Hat der Oscar auch ideell eine Wirkung? Müssen Sie nun anderen - oder auch sich selbst - nichts mehr beweisen?

Der Oscar ist vor allem eine große Ehre. Gerade bei meiner Herkunft! Schon allein die Vorstellung, dass ich in meiner Heimat mal als Schauspielerin arbeiten könnte, erschien mir als Kind total verrückt. Damals lebten wir in einem Ort, in dem es nicht einmal ein Kino gab. Ich wurde mit acht, neun Jahren zum Filmfan, als meine Eltern einen Betamax-Videorecorder kauften, eines der ersten Modelle, die auf den Markt kamen, ein monströser Apparat! Ich habe mir jeden Tag Filme ausgeliehen und entdeckte das große Vergnügen an der Filmkunst.

Warum haben Sie dann Theaterwissenschaften studiert?

Weil der Wunsch, Schauspielerin zu werden, überhaupt keine Perspektive hatte. Niemand in meiner Familie, keine Freunde noch überhaupt jemand, den ich kannte, hat seinen Lebensunterhalt mit etwas verdient, das auch nur entfernt etwas mit Kunst zu tun hatte.

Welche Filme sahen Sie auf Ihrem Video-Monster zuerst?

Natürlich viele Kinderfilme, ich war ja noch ein Kind. Aber ich erinnere mich auch an Meryl Streep, an Billy Wilder, und dass ich anfing, Almodóvar zu entdecken. Ich weiß noch, wie es war, als ich zum ersten Mal einen Film von Pedro sah: Ich war ich hin und weg. Ich wollte sofort alle seine Filme sehen. An meinem 13. Geburtstag durfte ich dann endlich alleine in die Stadt ins Kino fahren und sah mir "Fessle mich!" an - alleine! Dem Kassierer habe ich einfach gesagt, ich sei siebzehn. Nach dem Film machte ich erst mal einen Spaziergang und weiß noch, dass ich genau dann beschloss, zumindest zu versuchen, Schauspielerin zu werden. Wegen dieses Filmes!

"Zerrissene Umarmungen" ist Ihr vierter Film mit Pedro Almodóvar, der Ihr Freund und Förderer wurde. Erinnern Sie sich an Ihr erstes Treffen mit ihm?

Ich war 17 Jahre alt und sehr, sehr aufgeregt.
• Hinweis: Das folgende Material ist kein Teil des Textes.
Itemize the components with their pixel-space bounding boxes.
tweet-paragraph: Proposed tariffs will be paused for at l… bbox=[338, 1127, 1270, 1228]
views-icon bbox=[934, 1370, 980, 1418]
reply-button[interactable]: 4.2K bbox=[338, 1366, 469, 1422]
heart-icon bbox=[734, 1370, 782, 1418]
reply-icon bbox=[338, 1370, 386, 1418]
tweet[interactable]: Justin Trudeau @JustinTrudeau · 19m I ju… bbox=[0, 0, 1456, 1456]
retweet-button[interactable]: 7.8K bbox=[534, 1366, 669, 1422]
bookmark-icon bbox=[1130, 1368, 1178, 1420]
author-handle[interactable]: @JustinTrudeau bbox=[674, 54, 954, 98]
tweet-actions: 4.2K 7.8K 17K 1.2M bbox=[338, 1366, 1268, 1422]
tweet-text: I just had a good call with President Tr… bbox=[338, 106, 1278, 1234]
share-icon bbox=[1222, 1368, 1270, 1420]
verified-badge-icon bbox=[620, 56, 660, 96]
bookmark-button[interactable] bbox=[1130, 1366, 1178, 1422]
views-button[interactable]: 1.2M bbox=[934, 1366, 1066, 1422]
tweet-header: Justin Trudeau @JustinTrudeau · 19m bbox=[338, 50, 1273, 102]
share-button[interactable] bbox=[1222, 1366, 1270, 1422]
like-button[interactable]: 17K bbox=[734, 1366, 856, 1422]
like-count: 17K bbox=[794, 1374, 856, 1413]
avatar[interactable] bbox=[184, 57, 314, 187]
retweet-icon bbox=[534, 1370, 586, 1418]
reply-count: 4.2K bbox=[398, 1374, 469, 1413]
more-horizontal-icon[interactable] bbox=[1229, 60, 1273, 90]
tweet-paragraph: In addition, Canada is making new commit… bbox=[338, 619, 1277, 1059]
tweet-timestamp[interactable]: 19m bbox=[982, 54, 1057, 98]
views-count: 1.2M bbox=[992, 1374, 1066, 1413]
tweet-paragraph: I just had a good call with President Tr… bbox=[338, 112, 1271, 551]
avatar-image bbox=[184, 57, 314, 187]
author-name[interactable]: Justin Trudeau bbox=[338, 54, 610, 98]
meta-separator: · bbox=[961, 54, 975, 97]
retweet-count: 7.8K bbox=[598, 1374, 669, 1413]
Er bat mich zu sich nach Hause, und ich war eine halbe Stunde zu früh da. Ich bin um das Haus spaziert, in der Nachbarschaft, habe auf seine Terrasse gespitzelt und dachte immerzu: "Ist das wirklich wahr? Wohnt er da oben? Werde ich wirklich mit ihm sprechen?" Bei diesem Treffen sagte er mir, ich sei zu jung für "Kika", den Film, den er damals plante. Aber er würde mir eine Rolle in einem anderen Film auf den Leib schreiben. Und zwei Jahre später rief er mich an, um mich zu engagieren.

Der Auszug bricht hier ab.